Whether the protests were peaceful or not is not the principal issue, that the administration was encouraging people to violate both state and federal law is! Nor was this the only time that Jen Psaki was dismissive of such criticism over where people protested. Even following the foiled assassination plot (which the Biden administration to its credit condemned), the same lack of concern for law was uttered by White House press secretary Karine Jean-Pierre. Her utterances were as follows:

We have not weighed in on where people should or should not protest. We have said that all Americans have the right to peacefully protest, whatever their point of view, but that attempts at intimidation and violence are totally unacceptable, and that they need to be condemned anytime they happen, regardless of who does it. [emphasis added]

This cavalier attitude by the Biden administration toward the law when it comes to protests they like in comparison to their attitude towards protests they are less in favor of has opened them up to criticism of having double standards and of them holding politicized attitudes when it comes to upholding the law. In effect then the Biden administration stands accused by its critics (and not without merit) of not upholding the rule of law that is basic to any functioning democratic system. I submit that such disrespect of the law and partisan encouragement to break the law by an American institution is one of the main causes behind the deterioration of public confidence in the institutions.

This has not been the first time that American institutions have taken a partisan lean. As I described in my first article for the Platform Mag, the press coverage of the Chauvin trial by their attempts to racialize it and excuse the looting and violence that emerged from protests over it were damaging to the rule of law in the United States. I also pointed out in the same article that the response by public health officials in approving of some protests while disproving of others was also very inappropriate. In another article for the Platform Mag, I criticized the inappropriate conduct of some journalists and their attempts to insulate themselves and their profession from public criticism. All these things point to how various institutions, which the public expects to be professional and neutral, are run by people who do not hold themselves to these expectations. Instead, these institutions are swept by the partisan passions and fads of the moment rather than dedicated toward a more sober and objective analysis. This needs to change if these institutions are to restore public confidence in them. As Lincoln put it in his aforementioned Lyceum Address:

Passion has helped us; but can do so no more. It will in future be our enemy. Reason, cold, calculating, unimpassioned reason, must furnish all the materials for our future support and defence.--Let those materials be moulded into general intelligence, sound morality, and in particular, a reverence for the constitution and laws: and, that we improved to the last; that we remained free to the last.
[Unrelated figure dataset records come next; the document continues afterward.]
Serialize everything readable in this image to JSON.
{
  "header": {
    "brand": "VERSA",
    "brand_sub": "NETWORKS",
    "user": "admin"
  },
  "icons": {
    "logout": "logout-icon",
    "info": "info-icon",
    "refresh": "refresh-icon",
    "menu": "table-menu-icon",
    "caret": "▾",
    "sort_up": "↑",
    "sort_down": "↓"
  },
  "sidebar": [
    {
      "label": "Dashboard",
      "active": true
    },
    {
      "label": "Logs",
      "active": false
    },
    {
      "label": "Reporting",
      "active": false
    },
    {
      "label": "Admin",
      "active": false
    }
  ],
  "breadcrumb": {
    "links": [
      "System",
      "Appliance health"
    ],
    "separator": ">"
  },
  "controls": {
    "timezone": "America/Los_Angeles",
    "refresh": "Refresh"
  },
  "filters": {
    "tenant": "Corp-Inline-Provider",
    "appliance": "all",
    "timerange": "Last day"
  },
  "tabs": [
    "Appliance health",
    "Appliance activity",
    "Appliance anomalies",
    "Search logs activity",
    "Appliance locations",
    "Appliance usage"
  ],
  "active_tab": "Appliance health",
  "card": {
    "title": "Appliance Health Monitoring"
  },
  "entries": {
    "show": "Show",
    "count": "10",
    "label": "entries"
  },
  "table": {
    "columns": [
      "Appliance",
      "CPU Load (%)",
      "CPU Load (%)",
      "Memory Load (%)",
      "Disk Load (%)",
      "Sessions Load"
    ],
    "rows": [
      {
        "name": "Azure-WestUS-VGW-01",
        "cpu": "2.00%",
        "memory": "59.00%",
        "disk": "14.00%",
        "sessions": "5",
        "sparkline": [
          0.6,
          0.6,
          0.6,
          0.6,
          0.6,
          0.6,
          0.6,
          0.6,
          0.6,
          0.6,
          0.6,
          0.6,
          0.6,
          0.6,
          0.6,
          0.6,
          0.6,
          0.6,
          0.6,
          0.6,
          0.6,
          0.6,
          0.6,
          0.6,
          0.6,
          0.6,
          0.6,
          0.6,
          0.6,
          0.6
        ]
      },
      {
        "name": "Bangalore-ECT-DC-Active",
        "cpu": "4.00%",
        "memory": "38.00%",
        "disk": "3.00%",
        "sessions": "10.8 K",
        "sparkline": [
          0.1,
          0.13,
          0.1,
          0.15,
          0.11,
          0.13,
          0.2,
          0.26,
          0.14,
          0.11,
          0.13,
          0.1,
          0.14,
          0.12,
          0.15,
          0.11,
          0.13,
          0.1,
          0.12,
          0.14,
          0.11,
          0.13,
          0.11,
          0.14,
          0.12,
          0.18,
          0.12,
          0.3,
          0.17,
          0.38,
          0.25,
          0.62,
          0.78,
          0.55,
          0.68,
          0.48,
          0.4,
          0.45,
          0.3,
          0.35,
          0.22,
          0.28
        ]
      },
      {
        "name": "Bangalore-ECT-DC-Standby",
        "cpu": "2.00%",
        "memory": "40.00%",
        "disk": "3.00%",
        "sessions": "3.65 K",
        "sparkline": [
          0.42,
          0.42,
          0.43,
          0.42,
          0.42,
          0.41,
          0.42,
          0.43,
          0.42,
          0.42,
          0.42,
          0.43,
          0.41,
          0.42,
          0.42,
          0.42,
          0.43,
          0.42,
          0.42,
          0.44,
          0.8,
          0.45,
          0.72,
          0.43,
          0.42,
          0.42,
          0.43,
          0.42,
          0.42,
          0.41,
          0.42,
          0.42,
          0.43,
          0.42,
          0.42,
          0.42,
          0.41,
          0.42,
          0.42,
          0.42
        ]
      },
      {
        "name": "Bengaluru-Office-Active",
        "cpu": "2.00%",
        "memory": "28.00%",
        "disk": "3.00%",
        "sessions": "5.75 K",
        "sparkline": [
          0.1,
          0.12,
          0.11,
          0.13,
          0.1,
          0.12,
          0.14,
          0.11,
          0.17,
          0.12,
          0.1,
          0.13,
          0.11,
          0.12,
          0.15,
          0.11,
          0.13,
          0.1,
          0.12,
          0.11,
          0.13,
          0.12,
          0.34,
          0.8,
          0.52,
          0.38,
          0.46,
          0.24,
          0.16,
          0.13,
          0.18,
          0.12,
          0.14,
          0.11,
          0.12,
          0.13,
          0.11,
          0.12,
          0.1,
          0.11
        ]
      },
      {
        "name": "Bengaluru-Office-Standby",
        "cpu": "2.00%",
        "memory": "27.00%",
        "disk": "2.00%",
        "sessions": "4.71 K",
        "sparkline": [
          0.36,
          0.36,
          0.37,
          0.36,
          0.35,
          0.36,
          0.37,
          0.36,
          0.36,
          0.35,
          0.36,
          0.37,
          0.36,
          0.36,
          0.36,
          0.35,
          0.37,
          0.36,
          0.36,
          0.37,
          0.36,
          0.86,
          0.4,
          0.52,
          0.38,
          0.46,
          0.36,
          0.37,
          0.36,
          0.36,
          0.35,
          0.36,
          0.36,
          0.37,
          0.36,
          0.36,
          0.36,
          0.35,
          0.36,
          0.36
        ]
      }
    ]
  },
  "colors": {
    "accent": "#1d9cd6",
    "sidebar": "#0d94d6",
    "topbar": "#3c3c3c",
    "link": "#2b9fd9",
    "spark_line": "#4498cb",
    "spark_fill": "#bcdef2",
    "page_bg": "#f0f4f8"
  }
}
It is time for our institutions to return to a general state of reverence for the constitution and the laws of the United States and to be bulwarks rather than breakers of the rule of law. Those that break the law should be, after a fair trial, sentenced appropriately. Those officials who refuse to carry out the law and encourage such lawbreaking should be expunged from the civil service. These actions are the appropriate measures to restore public confidence and they ought to be taken post haste.